Bloodlines's penchant for extended conversation has been interesting this time around. Usually, I'm a male Toreador. The elegant upper-echelon of vampire society, the Toreador are well-spoken, calm, calculated and charismatic, precisely capturing the sort of character I tend to veer towards in role-playing games. I'm always a male one, because of the rather fetching suit.
This time, I fancied a change. The more thuggish classes don't appeal to me, so I was left with a choice between a Nosferatu and a Malkavian. The Nosferatu are hideously ugly, clearly not human, and largely confined to skulking around in the darkness. Not my cup of tea. The Malkavians are just insane. They have arguments with signposts and speak in a barely intelligible flurry of nonsense, but their appearance is strikingly human. Could be interesting. I picked a busty female. Just because.
The stark raving lunacy of playing a Malkavian is amusing, but fairly inconsequential. The perks of playing a bubbly, attractive lady are far from it. As an experiment, I threw all my early stats into the charisma and seduction feats. Within half an hour, I'd charmed my way into two buildings and sucked half the life from the neck of a vaguely aroused security guard.
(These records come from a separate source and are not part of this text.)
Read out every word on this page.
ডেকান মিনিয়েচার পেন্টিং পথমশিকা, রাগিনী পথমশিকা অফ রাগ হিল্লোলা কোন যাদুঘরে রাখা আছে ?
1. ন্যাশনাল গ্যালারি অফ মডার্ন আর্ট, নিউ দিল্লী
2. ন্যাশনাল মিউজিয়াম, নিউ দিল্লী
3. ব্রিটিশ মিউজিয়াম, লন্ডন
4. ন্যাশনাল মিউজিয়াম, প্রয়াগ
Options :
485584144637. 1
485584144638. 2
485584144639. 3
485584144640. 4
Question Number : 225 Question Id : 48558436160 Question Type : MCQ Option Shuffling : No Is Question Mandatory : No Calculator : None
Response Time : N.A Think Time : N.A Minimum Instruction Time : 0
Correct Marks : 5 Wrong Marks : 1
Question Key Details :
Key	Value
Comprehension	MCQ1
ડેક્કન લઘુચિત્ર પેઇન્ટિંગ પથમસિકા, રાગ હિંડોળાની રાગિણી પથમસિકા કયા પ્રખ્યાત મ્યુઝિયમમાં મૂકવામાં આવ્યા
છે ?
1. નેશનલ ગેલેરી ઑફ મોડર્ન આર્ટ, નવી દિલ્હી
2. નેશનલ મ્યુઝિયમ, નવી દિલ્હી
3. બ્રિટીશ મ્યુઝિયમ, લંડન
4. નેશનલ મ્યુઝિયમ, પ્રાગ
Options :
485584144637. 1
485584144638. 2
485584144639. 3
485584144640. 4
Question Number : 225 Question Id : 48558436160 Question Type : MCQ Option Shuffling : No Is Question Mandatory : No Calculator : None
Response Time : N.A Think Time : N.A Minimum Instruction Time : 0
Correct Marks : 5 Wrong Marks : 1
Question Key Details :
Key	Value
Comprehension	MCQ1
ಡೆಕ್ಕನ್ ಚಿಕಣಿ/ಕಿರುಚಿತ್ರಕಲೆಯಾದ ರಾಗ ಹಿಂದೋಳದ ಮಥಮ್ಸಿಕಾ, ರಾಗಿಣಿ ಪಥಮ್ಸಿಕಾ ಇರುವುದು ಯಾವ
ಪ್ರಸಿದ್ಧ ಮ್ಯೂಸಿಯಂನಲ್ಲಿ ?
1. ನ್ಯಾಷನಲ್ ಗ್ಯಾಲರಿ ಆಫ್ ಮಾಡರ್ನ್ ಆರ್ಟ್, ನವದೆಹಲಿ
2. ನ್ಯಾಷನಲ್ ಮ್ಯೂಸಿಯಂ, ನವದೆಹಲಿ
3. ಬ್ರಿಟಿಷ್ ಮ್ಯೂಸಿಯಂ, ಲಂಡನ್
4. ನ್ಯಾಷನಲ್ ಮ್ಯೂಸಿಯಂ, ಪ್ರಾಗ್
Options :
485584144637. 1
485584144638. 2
Bloodlines doesn't simply take your character's traits and re-juggle its numbers accordingly. It rewards you with whole new lines of dialogue that directly shape your relationships with various other denizens of the game. Though action-based stats function in a reasonably straightforward manner, the feedback provided for building your personality is miraculous. In other words, you're not just levelling up. You're actively playing a role.
Of course, it all takes a nosedive. Bloodlines' degradation into incessant hack-and-slash is well documented, but I do wonder if those who haven't experienced the final sections understand quite how tedious they are. I recall my original play-through, in which - having created a particularly talky character - I found myself simply running away from every grotesque beast in the mandatory, maze-like Hollywood sewers, since my action stats were nowhere near high enough to take them on. A friend of mine, who had focused on combat, recounts how even he had to use a full-ammo cheat. The bugs are irritating and occasionally disastrous, but most of them can be fixed. Sadly, the complete dissolution of the early intricacy and intelligence will always remain. There's no patch for the game design.
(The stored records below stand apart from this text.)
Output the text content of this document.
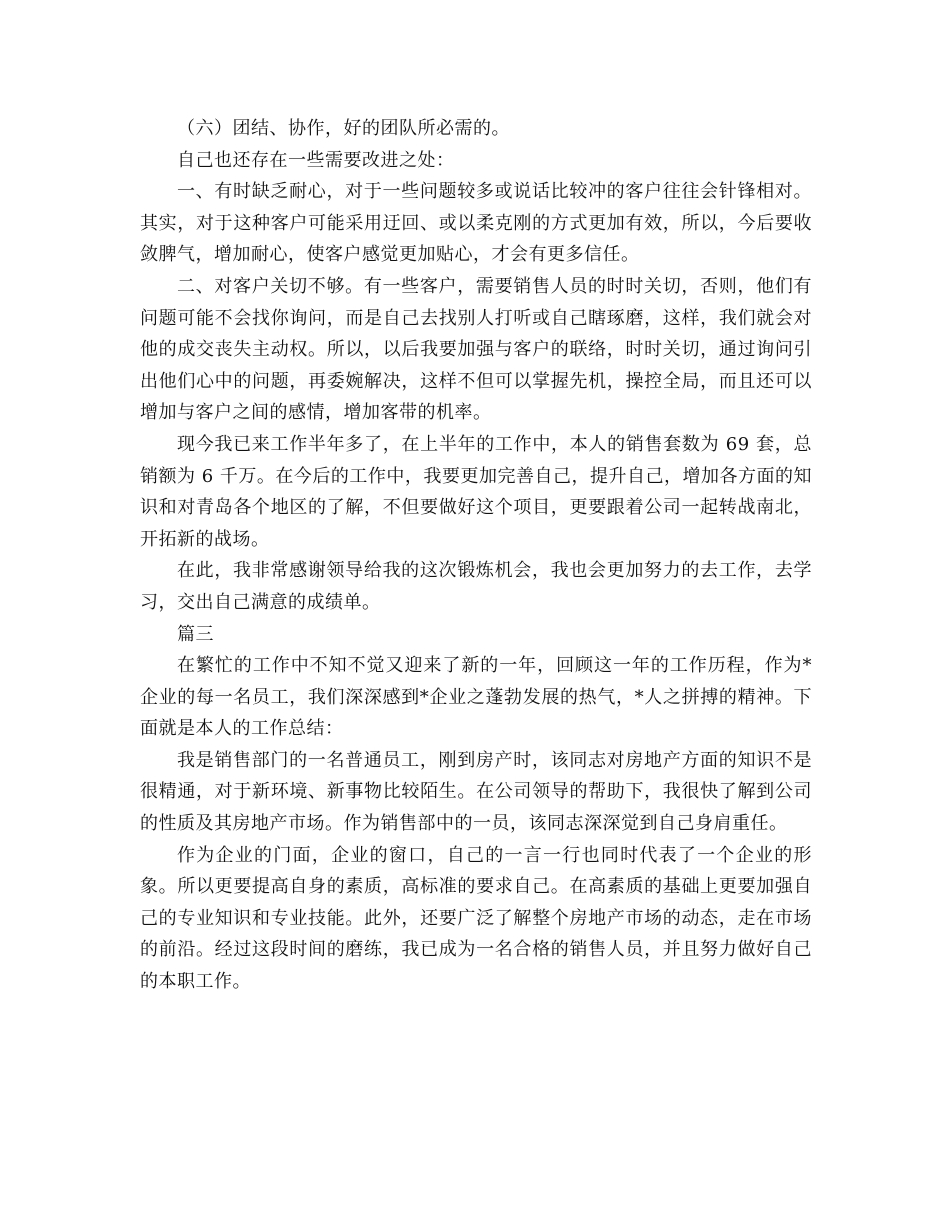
（六）团结、协作，好的团队所必需的。

自己也还存在一些需要改进之处：

一、有时缺乏耐心，对于一些问题较多或说话比较冲的客户往往会针锋相对。其实，对于这种客户可能采用迂回、或以柔克刚的方式更加有效，所以，今后要收敛脾气，增加耐心，使客户感觉更加贴心，才会有更多信任。

二、对客户关切不够。有一些客户，需要销售人员的时时关切，否则，他们有问题可能不会找你询问，而是自己去找别人打听或自己瞎琢磨，这样，我们就会对他的成交丧失主动权。所以，以后我要加强与客户的联络，时时关切，通过询问引出他们心中的问题，再委婉解决，这样不但可以掌握先机，操控全局，而且还可以增加与客户之间的感情，增加客带的机率。

现今我已来工作半年多了，在上半年的工作中，本人的销售套数为 69 套，总销额为 6 千万。在今后的工作中，我要更加完善自己，提升自己，增加各方面的知识和对青岛各个地区的了解，不但要做好这个项目，更要跟着公司一起转战南北，开拓新的战场。

在此，我非常感谢领导给我的这次锻炼机会，我也会更加努力的去工作，去学习，交出自己满意的成绩单。

篇三

在繁忙的工作中不知不觉又迎来了新的一年，回顾这一年的工作历程，作为*企业的每一名员工，我们深深感到*企业之蓬勃发展的热气，*人之拼搏的精神。下面就是本人的工作总结：

我是销售部门的一名普通员工，刚到房产时，该同志对房地产方面的知识不是很精通，对于新环境、新事物比较陌生。在公司领导的帮助下，我很快了解到公司的性质及其房地产市场。作为销售部中的一员，该同志深深觉到自己身肩重任。

作为企业的门面，企业的窗口，自己的一言一行也同时代表了一个企业的形象。所以更要提高自身的素质，高标准的要求自己。在高素质的基础上更要加强自己的专业知识和专业技能。此外，还要广泛了解整个房地产市场的动态，走在市场的前沿。经过这段时间的磨练，我已成为一名合格的销售人员，并且努力做好自己的本职工作。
There is, however, a work-around. It's an option that's available throughout Bloodlines, but only really becomes logical once the first three hubs are cleared. It's a simple combination of key-presses and mouse-clicks, and you'll find yourself a lot more enamoured towards the game should you take this route.
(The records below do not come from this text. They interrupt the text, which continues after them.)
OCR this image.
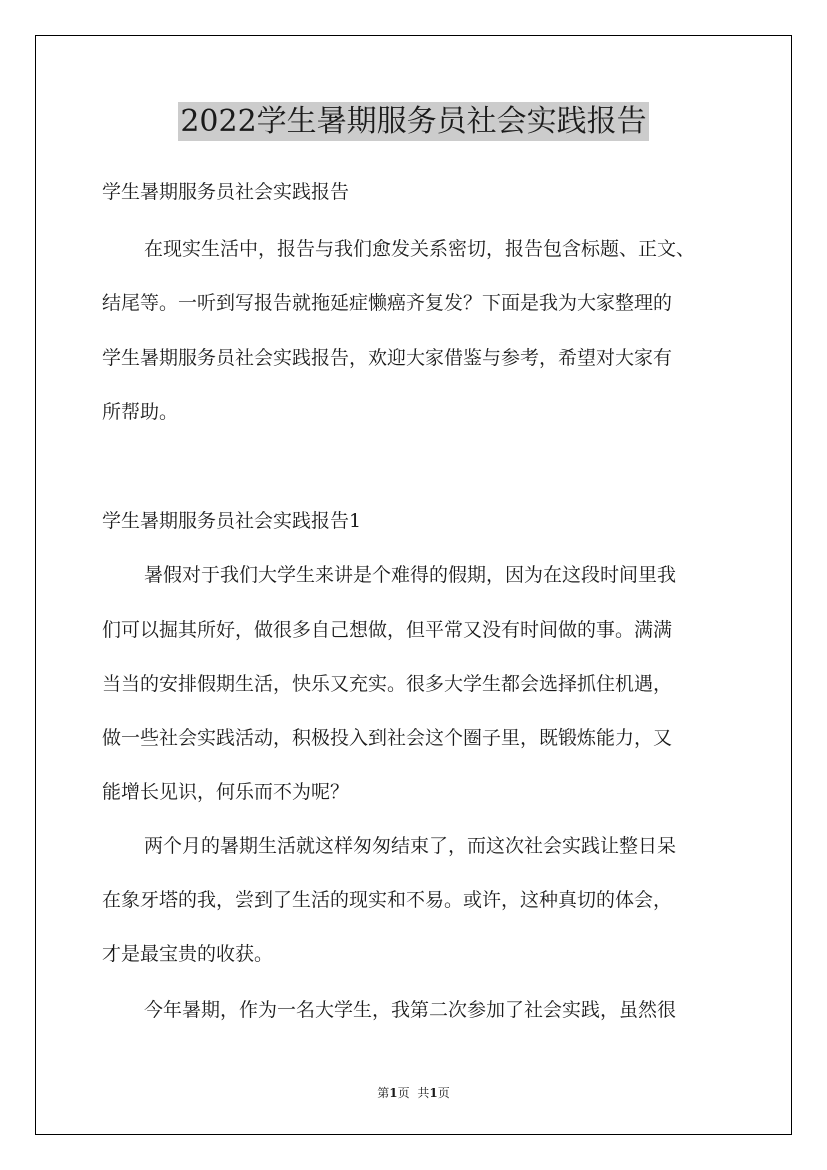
2022学生暑期服务员社会实践报告

学生暑期服务员社会实践报告

在现实生活中，报告与我们愈发关系密切，报告包含标题、正文、

结尾等。一听到写报告就拖延症懒癌齐复发？下面是我为大家整理的

学生暑期服务员社会实践报告，欢迎大家借鉴与参考，希望对大家有

所帮助。

学生暑期服务员社会实践报告1

暑假对于我们大学生来讲是个难得的假期，因为在这段时间里我

们可以掘其所好，做很多自己想做，但平常又没有时间做的事。满满

当当的安排假期生活，快乐又充实。很多大学生都会选择抓住机遇，

做一些社会实践活动，积极投入到社会这个圈子里，既锻炼能力，又

能增长见识，何乐而不为呢？

两个月的暑期生活就这样匆匆结束了，而这次社会实践让整日呆

在象牙塔的我，尝到了生活的现实和不易。或许，这种真切的体会，

才是最宝贵的收获。

今年暑期，作为一名大学生，我第二次参加了社会实践，虽然很

第1页 共1页
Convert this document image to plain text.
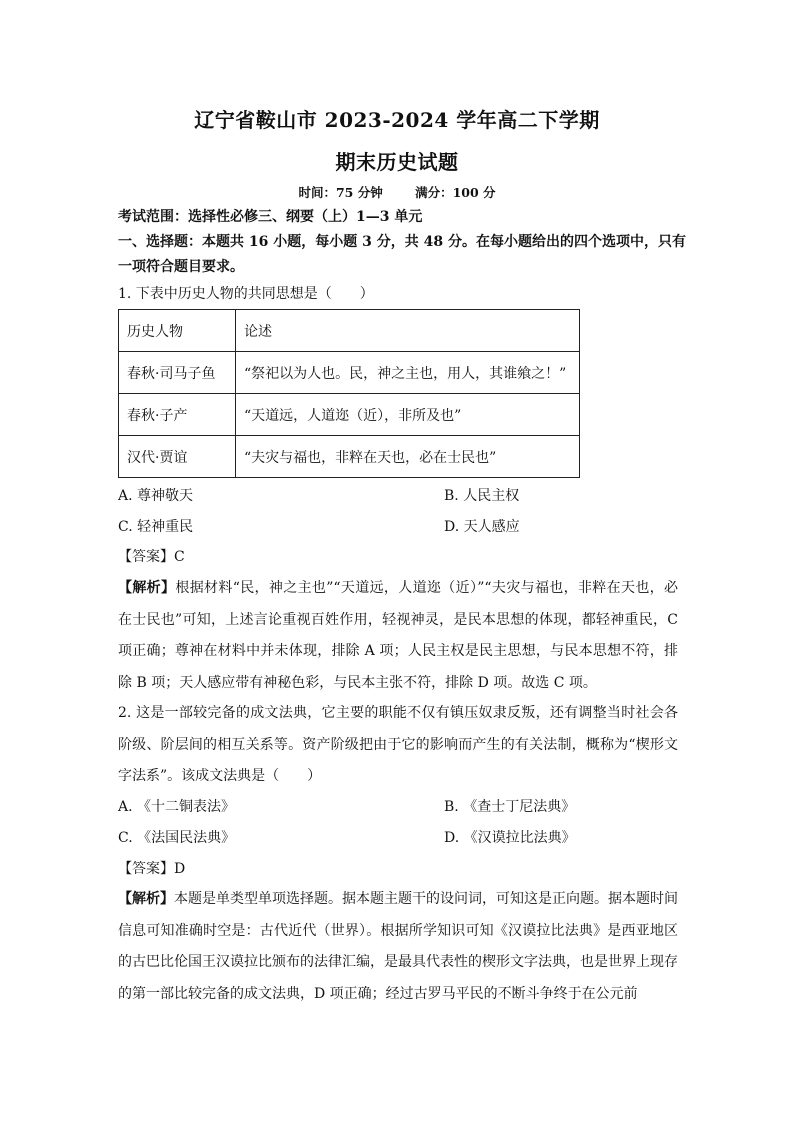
辽宁省鞍山市 2023-2024 学年高二下学期
期末历史试题
时间：75 分钟	满分：100 分
考试范围：选择性必修三、纲要（上）1—3 单元
一、选择题：本题共 16 小题，每小题 3 分，共 48 分。在每小题给出的四个选项中，只有
一项符合题目要求。
1. 下表中历史人物的共同思想是（　　）
历史人物	论述
春秋·司马子鱼	“祭祀以为人也。民，神之主也，用人，其谁飨之！”
春秋·子产	“天道远，人道迩（近），非所及也”
汉代·贾谊	“夫灾与福也，非粹在天也，必在士民也”
A. 尊神敬天	B. 人民主权
C. 轻神重民	D. 天人感应
【答案】C
【解析】根据材料“民，神之主也”“天道远，人道迩（近）”“夫灾与福也，非粹在天也，必在士民也”可知，上述言论重视百姓作用，轻视神灵，是民本思想的体现，都轻神重民，C 项正确；尊神在材料中并未体现，排除 A 项；人民主权是民主思想，与民本思想不符，排除 B 项；天人感应带有神秘色彩，与民本主张不符，排除 D 项。故选 C 项。
2. 这是一部较完备的成文法典，它主要的职能不仅有镇压奴隶反叛，还有调整当时社会各阶级、阶层间的相互关系等。资产阶级把由于它的影响而产生的有关法制，概称为“楔形文字法系”。该成文法典是（　　）
A. 《十二铜表法》	B. 《查士丁尼法典》
C. 《法国民法典》	D. 《汉谟拉比法典》
【答案】D
【解析】本题是单类型单项选择题。据本题主题干的设问词，可知这是正向题。据本题时间信息可知准确时空是：古代近代（世界）。根据所学知识可知《汉谟拉比法典》是西亚地区的古巴比伦国王汉谟拉比颁布的法律汇编，是最具代表性的楔形文字法典，也是世界上现存的第一部比较完备的成文法典，D 项正确；经过古罗马平民的不断斗争终于在公元前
That is to say, you can quit.
The ending's available on YouTube if you're that interested, but really, nothing exciting happens once you're done with Hollywood. The main narrative arc was never the most interesting thing about Bloodlines. It's the incidental stories and the people you meet along the way that matter.
They're abundant in the opening sections, yet criminally thin on the ground later on. Bloodlines falls from its pedestal after 15-or-so hours, but the journey to that point is as mesmerising as you're likely to see. At its best, it's a glorious, grand, mature piece of design, still unsurpassed in its niche little field.
Encapsulating it all was the first time I entered an LA nightclub, and the first time I met the sassy, voluptuous Jeanette Voerman. "You smell new, little girl," she said, "like fabric softener dew on freshly mowed Astroturf." In the background, the music, the dancing and the unstoppable sense of cool... that's Bloodlines. Though its life is eventually sucked away by the fangs of its own turbulent development, it remains as stylish, smart and seductive as games come.